Pour Farès Arfa, l’escrime est un sport, une passion et un objectif, celui de représenter le Canada aux Jeux olympiques. D’ici là, il parfait son art des deux côtés de la frontière américaine dans le but d’être le meilleur escrimeur de l’histoire du Québec.
C’est en regardant une compétition d’escrime lors des Jeux olympiques d’Athènes, en 2004, que Farès a eu envie d’essayer.
«J’ai trouvé ça intense, dynamique et rapide et j’ai demandé à ma mère de me trouver un club», se rappelle l’athlète de 19 ans.
Dix ans plus tard, il a participé à la Coupe du monde, à quatre Championnats du monde junior et il essaie de se qualifier aux Championnats seniors de 2014.
Il a remporté les Championnats panaméricains junior dans les volets individuels et par équipe.
De plus, il s’est fait offrir une bourse d’études par l’Université Ohio State, où il vient de compléter son année d’introduction au programme de droit.
«Je m’entraîne de 8 h à 12 h, j’ai ensuite des cours jusqu’à 16 h ou 18 h. Si je termine à 16 h, je m’entraîne encore, et si je termine à 18 h, je vais me reposer», explique Farès en parlant de sa semaine de travail.
Il ajoute que d’aller étudier aux États-Unis est aussi une expérience de vie.
«Les programmes scolaires ne m’offraient pas grand-chose en escrime. La compétition au calibre universitaire (NCAA) est très relevée.»
Farès a choisi comme arme le sabre, au détriment de l’épée et du fleuret.
«Je ne suis pas patient. J’aime quand ça va vite et que c’est fait de façon intensive et le sabre est l’arme la plus rapide», illustre-t-il pour justifier son choix.
Au sommet quand ça compte
Stéphane Hamel entraîne Farès depuis 8 ans. Il affirme sans hésiter qu’il est l’athlète le plus talentueux avec lequel il a travaillé. Il doit cependant travailler sur sa constance.
«Quand ça compte, Farès performe. On ne peut pas dire qu’en général, sa saison a été excellente. Mais faire un top 4 par équipe aux Championnats du monde junior, c’est arrivé juste deux fois dans l’histoire de l’escrime québécoise», exprime celui qui est aussi chargé de projets pour Excellence Sports Laval, et qui encadre Farès Arfa depuis deux ans.

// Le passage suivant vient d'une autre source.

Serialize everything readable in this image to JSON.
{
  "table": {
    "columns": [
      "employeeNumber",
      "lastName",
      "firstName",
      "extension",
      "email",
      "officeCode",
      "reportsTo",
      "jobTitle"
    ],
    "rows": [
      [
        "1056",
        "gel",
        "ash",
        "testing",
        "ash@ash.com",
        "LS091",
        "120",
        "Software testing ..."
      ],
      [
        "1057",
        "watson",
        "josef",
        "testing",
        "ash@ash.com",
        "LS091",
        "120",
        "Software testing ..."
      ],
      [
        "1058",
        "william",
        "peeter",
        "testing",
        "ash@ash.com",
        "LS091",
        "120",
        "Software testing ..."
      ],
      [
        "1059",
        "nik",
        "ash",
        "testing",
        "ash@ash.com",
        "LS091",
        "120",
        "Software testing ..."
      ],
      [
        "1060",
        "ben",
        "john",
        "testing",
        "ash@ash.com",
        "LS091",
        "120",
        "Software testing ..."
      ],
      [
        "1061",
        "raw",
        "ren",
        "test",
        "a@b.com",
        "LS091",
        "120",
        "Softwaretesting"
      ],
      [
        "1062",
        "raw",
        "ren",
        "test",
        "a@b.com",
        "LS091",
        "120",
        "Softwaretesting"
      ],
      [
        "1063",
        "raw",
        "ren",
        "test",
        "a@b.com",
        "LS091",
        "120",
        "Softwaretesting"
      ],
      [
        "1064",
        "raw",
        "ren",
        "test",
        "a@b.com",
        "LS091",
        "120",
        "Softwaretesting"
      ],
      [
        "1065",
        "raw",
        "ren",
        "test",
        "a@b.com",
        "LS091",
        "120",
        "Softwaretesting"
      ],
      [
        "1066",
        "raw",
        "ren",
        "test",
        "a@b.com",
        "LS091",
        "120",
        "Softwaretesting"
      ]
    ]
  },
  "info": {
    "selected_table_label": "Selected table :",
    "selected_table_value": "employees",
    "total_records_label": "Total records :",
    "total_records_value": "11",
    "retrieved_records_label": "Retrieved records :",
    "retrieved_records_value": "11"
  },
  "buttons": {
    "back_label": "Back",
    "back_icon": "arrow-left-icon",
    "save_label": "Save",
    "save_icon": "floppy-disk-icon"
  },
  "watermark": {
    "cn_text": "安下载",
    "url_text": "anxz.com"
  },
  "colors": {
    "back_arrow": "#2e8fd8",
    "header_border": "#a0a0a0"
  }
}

Maintenant qu’il est rendu au niveau universitaire américain, ses services ont été réduits, mais lors de sa première année, il a eu du support en préparation physique et mentale.
«C’est une aide très importante et c’est une sphère du sport que les athlètes ont tendance à négliger, ajoute Farès. Ce n’est pas facilement accessible et il faut connaître les bonnes personnes pour rencontrer les bons intervenants.»
Le plus grand défi psychologique de l’escrime est de garder sa concentration, selon l’athlète de Pont-Viau. Les journées de compétition d’escrime peuvent être longues, de 8 h à 18 h, et les erreurs d’arbitrage sont fréquentes.
«Il faut vivre avec, ça fait partie du jeu. C’est un sport très rapide, précise celui qui dit travailler sur sa patience avec ce sport. Il faut analyser la situation. Dès que tu as la priorité, tu veux aller finir et chercher le point, mais si tu vas trop vite, tu vas te faire prendre.»
Farès Arfa est de retour chez lui pour l’été. Il compte s’entraîner le plus souvent possible avant de retourner à Ohio State à l’automne.
Il a comme objectif à court terme de participer à ses premiers Championnats du monde senior, qui auront lieu en Russie à compter du 16 juillet.
Entre-temps, il se concentre sur les Championnats canadiens (du 16 au 18 mai) et les Jeux panaméricains (début juin).
Excellence Sports Laval
Le projet Excellence Sports Laval a démarré ses activités en 2012. Ayant pour objectif de supporter les athlètes lavallois, il vise à offrir différents services à ces derniers. L’édition 2013-2014 d’Excellence Sports Laval compte maintenant quatre groupes d’entraînement regroupant plus de 30 athlètes et six athlètes individuels. Excellence Sports Laval est supporté financièrement par Sports Laval et la Ville de Laval.